The touring version of The Phantom of the Opera is the biggest Broadway show ever produced. Judging by the reaction of the punters at Place des Arts last night, producers Cameron Mackintosh and Matthew Bourne can sleep well.
Complete with state of the art pyrotechnics, the world famous chandelier, a fifty-two piece orchestra and a stellar cast, The Phantom of The Opera outdoes itself on every level.
Andrew LLoyd Weber’s ( Charles Hart, Richard Stilgoe) score is set to life under, on top and around brilliant sets and spectacular costumes. The contrast between the dark of the ‘mood’ and the light of the characters is simply stunning. Led by Derrick Davis as The Phantom, Eva Tavares as Christine Daae and Jordan Craig as Raoul – the tale of despair and terror inside the opera house is brought to life tenfold.
Davis brings an unhinged masculinity to the part of The Phantom. On edge and every bit a man on the verge of insanity (sanity?). Piercing vocals softened by a human element which is not easy to portray. To act a phantom is one thing. To be the phantom – idiopathic. Davis not only energizes, he depletes.

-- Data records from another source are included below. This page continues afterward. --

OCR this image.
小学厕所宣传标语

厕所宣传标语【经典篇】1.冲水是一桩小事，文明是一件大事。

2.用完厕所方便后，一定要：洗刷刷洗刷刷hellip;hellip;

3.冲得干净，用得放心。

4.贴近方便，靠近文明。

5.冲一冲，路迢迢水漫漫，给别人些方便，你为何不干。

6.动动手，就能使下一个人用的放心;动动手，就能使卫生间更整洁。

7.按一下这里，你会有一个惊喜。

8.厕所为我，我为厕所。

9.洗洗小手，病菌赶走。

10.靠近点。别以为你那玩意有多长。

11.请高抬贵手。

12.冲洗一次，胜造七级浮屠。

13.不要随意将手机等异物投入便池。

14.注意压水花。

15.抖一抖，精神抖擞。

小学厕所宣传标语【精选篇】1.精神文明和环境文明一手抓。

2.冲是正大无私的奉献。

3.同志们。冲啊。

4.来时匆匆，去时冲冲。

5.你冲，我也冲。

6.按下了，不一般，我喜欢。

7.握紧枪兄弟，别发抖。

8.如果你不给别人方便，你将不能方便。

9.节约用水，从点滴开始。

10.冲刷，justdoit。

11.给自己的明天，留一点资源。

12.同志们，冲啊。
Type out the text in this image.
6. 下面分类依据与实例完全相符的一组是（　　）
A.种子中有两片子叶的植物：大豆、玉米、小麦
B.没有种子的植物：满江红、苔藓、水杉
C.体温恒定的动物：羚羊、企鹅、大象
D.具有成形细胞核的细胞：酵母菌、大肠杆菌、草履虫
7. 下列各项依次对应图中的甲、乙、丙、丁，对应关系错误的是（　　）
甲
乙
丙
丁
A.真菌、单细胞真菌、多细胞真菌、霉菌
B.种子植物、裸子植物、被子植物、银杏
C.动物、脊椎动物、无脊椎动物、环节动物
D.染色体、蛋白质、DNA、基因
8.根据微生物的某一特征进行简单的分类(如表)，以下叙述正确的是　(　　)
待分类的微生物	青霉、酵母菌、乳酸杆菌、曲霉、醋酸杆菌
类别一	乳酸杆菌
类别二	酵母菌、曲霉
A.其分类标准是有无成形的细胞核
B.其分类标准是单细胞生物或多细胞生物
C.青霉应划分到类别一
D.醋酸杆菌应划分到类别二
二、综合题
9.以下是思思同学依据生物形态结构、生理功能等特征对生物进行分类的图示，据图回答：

The energy gathered in a room, simultaneously sucked in and out in the blink of a chandelier.
Aside from the ensemble of actors, actresses and dancers, the supporting player who should win awards is the set designer Paul Brown.

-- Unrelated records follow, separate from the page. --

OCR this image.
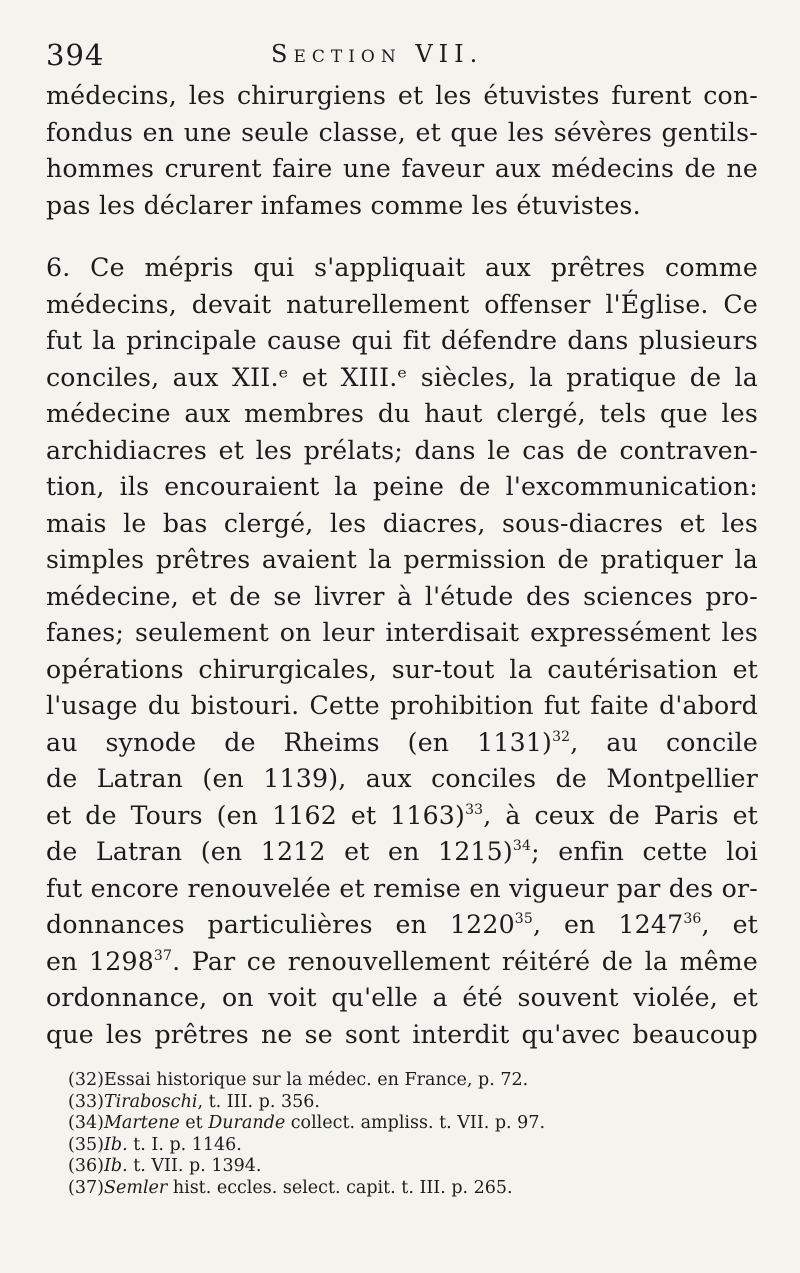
394	Section VII.
médecins, les chirurgiens et les étuvistes furent con-
fondus en une seule classe, et que les sévères gentils-
hommes crurent faire une faveur aux médecins de ne
pas les déclarer infames comme les étuvistes.
6. Ce mépris qui s'appliquait aux prêtres comme
médecins, devait naturellement offenser l'Église. Ce
fut la principale cause qui fit défendre dans plusieurs
conciles, aux XII.ᵉ et XIII.ᵉ siècles, la pratique de la
médecine aux membres du haut clergé, tels que les
archidiacres et les prélats; dans le cas de contraven-
tion, ils encouraient la peine de l'excommunication:
mais le bas clergé, les diacres, sous-diacres et les
simples prêtres avaient la permission de pratiquer la
médecine, et de se livrer à l'étude des sciences pro-
fanes; seulement on leur interdisait expressément les
opérations chirurgicales, sur-tout la cautérisation et
l'usage du bistouri. Cette prohibition fut faite d'abord
au synode de Rheims (en 1131)$^{32}$, au concile
de Latran (en 1139), aux conciles de Montpellier
et de Tours (en 1162 et 1163)$^{33}$, à ceux de Paris et
de Latran (en 1212 et en 1215)$^{34}$; enfin cette loi
fut encore renouvelée et remise en vigueur par des or-
donnances particulières en 1220$^{35}$, en 1247$^{36}$, et
en 1298$^{37}$. Par ce renouvellement réitéré de la même
ordonnance, on voit qu'elle a été souvent violée, et
que les prêtres ne se sont interdit qu'avec beaucoup
(32)Essai historique sur la médec. en France, p. 72.
(33)Tiraboschi, t. III. p. 356.
(34)Martene et Durande collect. ampliss. t. VII. p. 97.
(35)Ib. t. I. p. 1146.
(36)Ib. t. VII. p. 1394.
(37)Semler hist. eccles. select. capit. t. III. p. 265.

Seamlessly the sets rotate like a rose petal in the breeze. Stunning when you consider the illusions parlayed into the crowd. One moment a graveyard is the canvas and suddenly, in a matter of seconds, the Opera House is the central character. Like a well edited film; the scenes’ continuity as pure as The Phantom’s mask.
Sound and vision. One without the other as empty as a tin can washed ashore on a barren beach.

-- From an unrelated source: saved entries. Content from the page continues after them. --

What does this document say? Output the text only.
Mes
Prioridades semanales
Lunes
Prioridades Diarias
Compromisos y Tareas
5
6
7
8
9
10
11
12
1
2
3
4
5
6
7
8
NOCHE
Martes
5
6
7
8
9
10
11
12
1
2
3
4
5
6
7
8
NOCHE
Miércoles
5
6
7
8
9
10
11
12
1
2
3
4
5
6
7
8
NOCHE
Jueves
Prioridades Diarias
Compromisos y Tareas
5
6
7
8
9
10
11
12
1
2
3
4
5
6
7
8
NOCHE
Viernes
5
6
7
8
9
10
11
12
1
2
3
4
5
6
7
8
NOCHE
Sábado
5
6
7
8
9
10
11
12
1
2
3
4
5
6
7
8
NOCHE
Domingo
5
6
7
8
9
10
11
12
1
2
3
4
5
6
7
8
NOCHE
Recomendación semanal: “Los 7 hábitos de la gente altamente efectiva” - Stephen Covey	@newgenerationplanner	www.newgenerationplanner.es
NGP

Mick Potter’s sound design, John Rigby’s musical supervision, Maria Bjornson’s costumes and Paule Constable’s lighting design frame the show with precision. Taking lyrics and a musical score to new and different heights visually is a task. Keeping the theme of the original Phantom and bringing it to date without raping and pillaging – a veritable task. If sound or sight is off, the phantom would fade into obscurity.
Adapted for the new run – The Phantom of The Opera is bound to invite an entire new generation to the story of love gone amiss. Twenty – five years of attracting audiences and fans is nothing to scream at. The choreography is acute and the timeless songs send joy to the soul and shivers down the spine.
A must see for theater goers and everyone who is a fan of a good story.